Just a quick note on this issue: I thought it was interesting that three of these stories (the reprints) feature characters with nonbinary pronouns, while none of those characters are actually human. Hun Dun, the androgynous deity (“The Facecrafter”) and the alien appeaser (“In Everlasting Wisdom”) both are referred to with they/them pronouns. Callisto (“The Falls”) uses e/er, and even corrects Nuur when she accidentally uses she/her instead. In “The Falls,” e/er pronouns are meant to denote and enforce the separateness of AI from humans, and it’s implied that Nuur’s use of the wrong pronouns is an effect of her humanizing Callisto, who reminds her of her daughter. While it’s interesting to see all of these characters in the same issue of a magazine, I am starting to speculate whether this is part of a larger trend of sci-fi writers using nonbinary pronouns to imply that something is inhuman or inherently “other.”

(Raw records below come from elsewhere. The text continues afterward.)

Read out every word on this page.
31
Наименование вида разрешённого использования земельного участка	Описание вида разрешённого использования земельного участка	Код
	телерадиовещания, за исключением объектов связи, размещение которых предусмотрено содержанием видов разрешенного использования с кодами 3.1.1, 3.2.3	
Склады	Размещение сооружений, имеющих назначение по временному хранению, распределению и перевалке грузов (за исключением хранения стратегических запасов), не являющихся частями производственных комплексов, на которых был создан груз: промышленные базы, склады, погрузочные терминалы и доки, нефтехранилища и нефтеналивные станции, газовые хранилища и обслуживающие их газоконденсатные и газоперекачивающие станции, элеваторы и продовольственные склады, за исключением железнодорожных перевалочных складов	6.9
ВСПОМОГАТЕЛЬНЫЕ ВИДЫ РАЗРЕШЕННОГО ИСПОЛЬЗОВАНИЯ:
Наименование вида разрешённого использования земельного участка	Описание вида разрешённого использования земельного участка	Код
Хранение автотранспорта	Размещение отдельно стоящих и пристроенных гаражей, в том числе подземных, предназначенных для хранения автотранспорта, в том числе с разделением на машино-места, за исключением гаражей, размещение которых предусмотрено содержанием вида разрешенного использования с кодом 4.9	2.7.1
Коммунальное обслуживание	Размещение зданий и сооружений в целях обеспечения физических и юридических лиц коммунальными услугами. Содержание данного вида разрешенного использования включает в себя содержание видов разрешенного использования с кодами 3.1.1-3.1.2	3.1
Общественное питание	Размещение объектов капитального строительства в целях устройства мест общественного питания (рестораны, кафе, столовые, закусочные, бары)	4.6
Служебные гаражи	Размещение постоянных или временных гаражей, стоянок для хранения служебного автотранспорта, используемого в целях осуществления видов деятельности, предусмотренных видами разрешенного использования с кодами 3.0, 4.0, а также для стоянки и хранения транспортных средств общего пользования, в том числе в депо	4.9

Of course, some real life humans use they/them pronouns to describe themselves, and while I don’t know of anyone who uses e/er specifically, these pronouns are very similar to the Spivak pronouns e/eir. Many people find it difficult to accept the concept of a nonbinary person, and implicitly believe that male and female are basic a priori features of humanity (i.e. if you’re not a woman or a man, you must not be a person at all). I’m not sure if this trend feeds into that mentality, or if it’s a wider acceptance of a selfhood that exists before being gendered. So while I accept that it makes sense for all three of these characters to be ungendered, I wonder if portraying gender neutrality in this way will have any effect on how we perceive the nonbinary humans of our own world?